Não são só os pais biológicos: quem assume vínculo socioafetivo pode ser obrigado a pagar pensão à criança
Convivência cotidiana agora gera implicações jurídicas severas que muitos cidadãos ainda desconhecem totalmente

O conceito de família no ordenamento jurídico brasileiro passou por transformações profundas na última década, priorizando o afeto sobre a consanguinidade.
E um vídeo explicativo de um especialista em Direito de Família viralizou ao alertar para uma realidade que muitos desconhecem: o reconhecimento da parentalidade socioafetiva gera os mesmos deveres jurídicos que a biológica.
Isso significa que padrastos, madrastas ou pessoas que exercem a função de pais sem laços de sangue podem ser acionados judicialmente para o pagamento de pensão alimentícia, caso o vínculo seja comprovado e consolidado perante a sociedade.
De acordo com o entendimento do Superior Tribunal de Justiça (STJ) e as diretrizes do Conselho Nacional de Justiça (CNJ), a filiação socioafetiva produz efeitos patrimoniais imediatos.
Na explicação que ganhou as redes, o advogado ressalta que “o afeto não é apenas um sentimento, mas um fato jurídico”. Uma vez que um adulto assume publicamente o papel de cuidador, provendo assistência moral e material de forma contínua, cria-se na criança uma expectativa de subsistência que a lei protege.
Portanto, a interrupção abrupta do convívio não exime o responsável de suas obrigações financeiras, uma vez que o bem-estar do menor é absoluto.
A jurisprudência atual reforça a tese da “multiparentalidade”, onde uma criança pode ter, em sua certidão de nascimento, o nome do pai biológico e do pai socioafetivo simultaneamente.
O advogado destaca que, em casos de separação da mãe biológica, por exemplo, o ex-companheiro que registrou ou que é reconhecido como “pai de coração” pode ser obrigado a arcar com os alimentos.
Essa decisão baseia-se no princípio da dignidade da pessoa humana e no melhor interesse do menor, impedindo que a criança sofra privações após o rompimento de um relacionamento entre os adultos.
Um ponto crucial levantado na análise técnica é a irrevogabilidade desse compromisso.
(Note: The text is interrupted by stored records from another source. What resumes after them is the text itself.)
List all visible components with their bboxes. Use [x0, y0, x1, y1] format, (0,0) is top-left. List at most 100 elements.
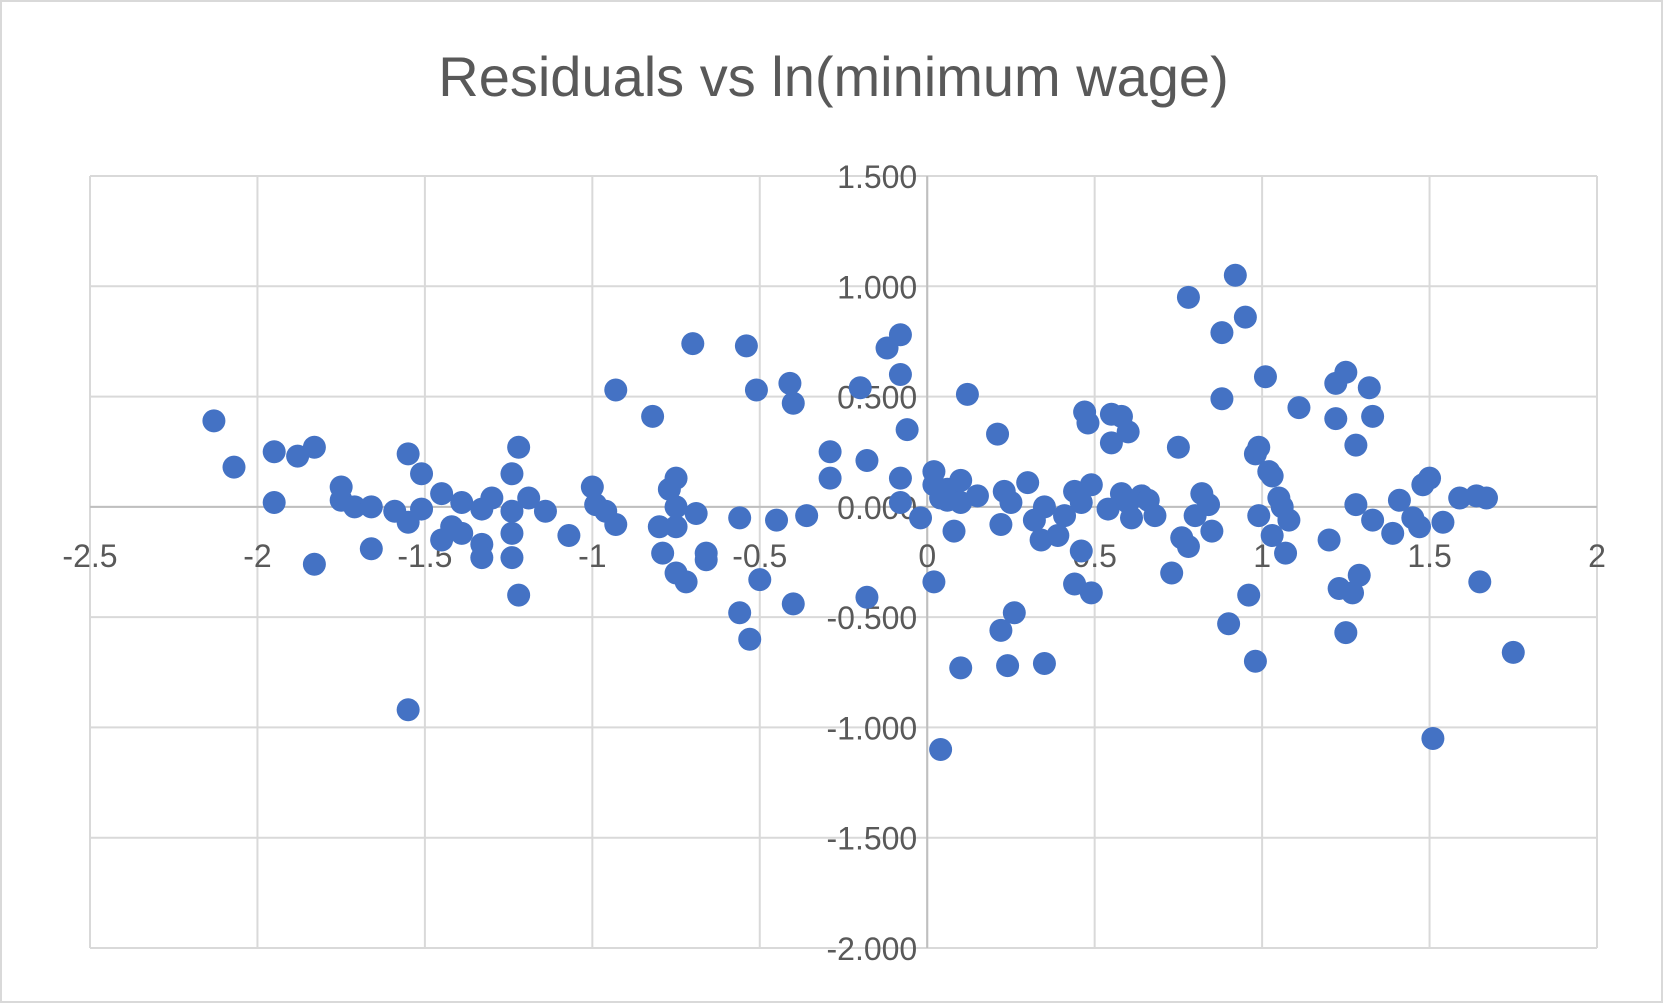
data-point — [1247, 435, 1271, 459]
data-point — [1116, 420, 1140, 444]
y-tick-label: -1.500 — [826, 821, 917, 857]
data-point — [895, 418, 919, 442]
data-point — [955, 382, 979, 406]
data-point — [359, 495, 383, 519]
data-point — [1277, 508, 1301, 532]
data-point — [1099, 431, 1123, 455]
data-point — [410, 462, 434, 486]
data-point — [1143, 504, 1167, 528]
data-point — [1324, 407, 1348, 431]
data-point — [1032, 495, 1056, 519]
data-point — [781, 391, 805, 415]
data-point — [684, 501, 708, 525]
x-tick-label: 1.5 — [1407, 538, 1451, 574]
data-point — [651, 541, 675, 565]
data-point — [1468, 570, 1492, 594]
data-point — [604, 513, 628, 537]
data-point — [517, 486, 541, 510]
data-point — [302, 552, 326, 576]
data-point — [1079, 581, 1103, 605]
data-point — [470, 546, 494, 570]
data-point — [396, 698, 420, 722]
data-point — [744, 378, 768, 402]
data-point — [1176, 535, 1200, 559]
data-point — [1197, 493, 1221, 517]
data-point — [500, 462, 524, 486]
data-point — [500, 521, 524, 545]
data-point — [507, 435, 531, 459]
data-point — [1334, 621, 1358, 645]
y-tick-label: -2.000 — [826, 931, 917, 967]
data-point — [202, 409, 226, 433]
chart-title: Residuals vs ln(minimum wage) — [438, 45, 1229, 108]
data-point — [674, 570, 698, 594]
x-tick-label: -2 — [243, 538, 271, 574]
data-point — [1233, 305, 1257, 329]
data-point — [1176, 285, 1200, 309]
data-point — [996, 654, 1020, 678]
data-point — [1053, 504, 1077, 528]
data-point — [1418, 466, 1442, 490]
data-point — [1387, 488, 1411, 512]
data-point — [922, 570, 946, 594]
data-point — [410, 497, 434, 521]
data-point — [533, 499, 557, 523]
data-point — [855, 449, 879, 473]
data-point — [1200, 519, 1224, 543]
data-point — [343, 495, 367, 519]
data-point — [848, 376, 872, 400]
data-point — [1260, 464, 1284, 488]
data-point — [396, 442, 420, 466]
y-tick-label: -1.000 — [826, 710, 917, 746]
data-point — [359, 537, 383, 561]
data-point — [1501, 640, 1525, 664]
data-point — [222, 455, 246, 479]
y-tick-label: 1.000 — [837, 269, 917, 305]
data-point — [1210, 321, 1234, 345]
data-point — [1069, 539, 1093, 563]
x-tick-label: 1 — [1253, 538, 1271, 574]
data-point — [1341, 581, 1365, 605]
data-point — [1253, 365, 1277, 389]
data-point — [989, 618, 1013, 642]
x-tick-label: -0.5 — [732, 538, 787, 574]
data-point — [738, 627, 762, 651]
data-point — [1448, 486, 1472, 510]
data-point — [500, 546, 524, 570]
data-point — [664, 515, 688, 539]
data-point — [604, 378, 628, 402]
tick-labels: -2.5 -2 -1.5 -1 -0.5 0 0.5 1 1.5 2-2.000-1.500-1.… — [62, 159, 1605, 967]
data-point — [1421, 726, 1445, 750]
data-point — [641, 404, 665, 428]
x-tick-label: -1 — [578, 538, 606, 574]
data-point — [557, 524, 581, 548]
data-point — [781, 592, 805, 616]
data-point — [1223, 263, 1247, 287]
data-point — [888, 363, 912, 387]
data-point — [949, 468, 973, 492]
data-point — [734, 334, 758, 358]
data-point — [929, 737, 953, 761]
data-point — [694, 548, 718, 572]
data-point — [855, 585, 879, 609]
data-point — [1096, 497, 1120, 521]
data-point — [1287, 396, 1311, 420]
data-point — [1474, 486, 1498, 510]
y-tick-label: 1.500 — [837, 159, 917, 195]
data-point — [664, 495, 688, 519]
data-point — [728, 506, 752, 530]
data-point — [949, 656, 973, 680]
data-point — [681, 332, 705, 356]
data-point — [664, 466, 688, 490]
x-tick-label: -2.5 — [62, 538, 117, 574]
data-point — [1344, 493, 1368, 517]
data-point — [942, 519, 966, 543]
data-point — [1032, 651, 1056, 675]
data-point — [1243, 649, 1267, 673]
data-point — [450, 521, 474, 545]
data-point — [1217, 612, 1241, 636]
data-point — [1079, 473, 1103, 497]
data-point — [748, 568, 772, 592]
data-point — [1076, 411, 1100, 435]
Diferente de um auxílio voluntário, o vínculo socioafetivo, após reconhecido judicialmente ou por escritura pública, não pode ser desfeito por simples vontade do provedor.
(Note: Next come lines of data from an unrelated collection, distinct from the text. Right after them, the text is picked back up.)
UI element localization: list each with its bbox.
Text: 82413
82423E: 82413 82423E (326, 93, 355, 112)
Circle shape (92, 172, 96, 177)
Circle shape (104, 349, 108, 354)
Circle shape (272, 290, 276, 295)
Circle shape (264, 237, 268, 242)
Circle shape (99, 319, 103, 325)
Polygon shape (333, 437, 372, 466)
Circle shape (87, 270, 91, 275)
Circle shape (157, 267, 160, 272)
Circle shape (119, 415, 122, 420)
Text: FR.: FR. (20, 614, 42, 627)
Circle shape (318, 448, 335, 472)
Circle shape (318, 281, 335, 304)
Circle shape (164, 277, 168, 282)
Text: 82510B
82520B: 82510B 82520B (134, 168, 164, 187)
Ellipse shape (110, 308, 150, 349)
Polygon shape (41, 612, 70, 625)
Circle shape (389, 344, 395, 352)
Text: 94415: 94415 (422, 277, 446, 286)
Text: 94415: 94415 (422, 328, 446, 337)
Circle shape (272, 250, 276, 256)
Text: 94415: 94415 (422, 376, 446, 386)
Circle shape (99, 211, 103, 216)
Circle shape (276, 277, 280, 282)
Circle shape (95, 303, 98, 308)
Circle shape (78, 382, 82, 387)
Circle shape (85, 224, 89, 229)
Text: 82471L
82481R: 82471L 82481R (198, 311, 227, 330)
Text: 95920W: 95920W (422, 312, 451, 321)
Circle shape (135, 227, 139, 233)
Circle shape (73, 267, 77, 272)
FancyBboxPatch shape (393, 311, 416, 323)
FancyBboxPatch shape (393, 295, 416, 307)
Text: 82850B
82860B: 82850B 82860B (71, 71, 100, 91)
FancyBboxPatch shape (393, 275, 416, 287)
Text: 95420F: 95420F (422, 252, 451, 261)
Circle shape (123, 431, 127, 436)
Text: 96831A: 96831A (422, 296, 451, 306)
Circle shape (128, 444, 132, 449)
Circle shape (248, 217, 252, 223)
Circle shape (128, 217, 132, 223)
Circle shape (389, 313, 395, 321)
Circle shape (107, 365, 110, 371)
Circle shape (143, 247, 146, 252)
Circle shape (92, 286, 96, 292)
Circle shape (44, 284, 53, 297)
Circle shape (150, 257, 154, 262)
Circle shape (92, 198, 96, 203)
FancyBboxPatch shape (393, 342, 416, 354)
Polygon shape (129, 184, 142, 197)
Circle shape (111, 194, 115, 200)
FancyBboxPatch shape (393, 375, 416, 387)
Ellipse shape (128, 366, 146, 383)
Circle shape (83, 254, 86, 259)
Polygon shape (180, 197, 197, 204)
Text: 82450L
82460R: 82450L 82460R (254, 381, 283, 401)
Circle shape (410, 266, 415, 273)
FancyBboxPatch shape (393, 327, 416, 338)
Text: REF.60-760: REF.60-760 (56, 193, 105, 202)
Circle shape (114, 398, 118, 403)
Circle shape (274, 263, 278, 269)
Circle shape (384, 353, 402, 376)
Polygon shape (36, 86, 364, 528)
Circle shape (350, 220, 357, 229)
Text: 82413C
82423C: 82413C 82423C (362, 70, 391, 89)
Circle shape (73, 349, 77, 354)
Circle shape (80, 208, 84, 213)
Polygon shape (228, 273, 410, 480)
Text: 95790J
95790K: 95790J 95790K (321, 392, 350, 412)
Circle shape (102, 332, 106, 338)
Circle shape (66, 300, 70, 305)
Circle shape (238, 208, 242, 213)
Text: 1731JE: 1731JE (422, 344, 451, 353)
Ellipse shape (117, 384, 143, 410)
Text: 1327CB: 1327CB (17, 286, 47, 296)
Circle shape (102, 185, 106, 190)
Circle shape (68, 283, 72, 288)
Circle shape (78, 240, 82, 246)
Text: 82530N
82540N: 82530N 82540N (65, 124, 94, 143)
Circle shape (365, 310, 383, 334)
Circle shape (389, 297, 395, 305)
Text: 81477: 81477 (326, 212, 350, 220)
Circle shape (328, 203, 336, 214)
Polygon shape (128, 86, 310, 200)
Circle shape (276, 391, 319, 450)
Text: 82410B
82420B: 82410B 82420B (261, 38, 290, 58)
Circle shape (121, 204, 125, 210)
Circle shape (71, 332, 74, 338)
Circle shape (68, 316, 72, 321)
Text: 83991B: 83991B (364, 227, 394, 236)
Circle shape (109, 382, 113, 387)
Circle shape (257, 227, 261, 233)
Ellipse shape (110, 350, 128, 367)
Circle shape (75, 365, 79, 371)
O registro civil por afeto, facilitado pelo Provimento nº 63 do CNJ, é o caminho mais comum para que essa obrigação se torne incontestável.
O cenário jurídico aponta para uma responsabilidade cada vez mais compartilhada e pautada na realidade dos lares brasileiros.
A orientação para quem vive essa configuração familiar é buscar transparência e assessoria jurídica, compreendendo que o ato de cuidar implica, por lei, o ato de sustentar.
A justiça brasileira consolidou o entendimento de que, se o amor cria a família, a responsabilidade financeira a mantém, garantindo que o direito aos alimentos seja preservado independentemente da origem do laço que une cuidador e dependente.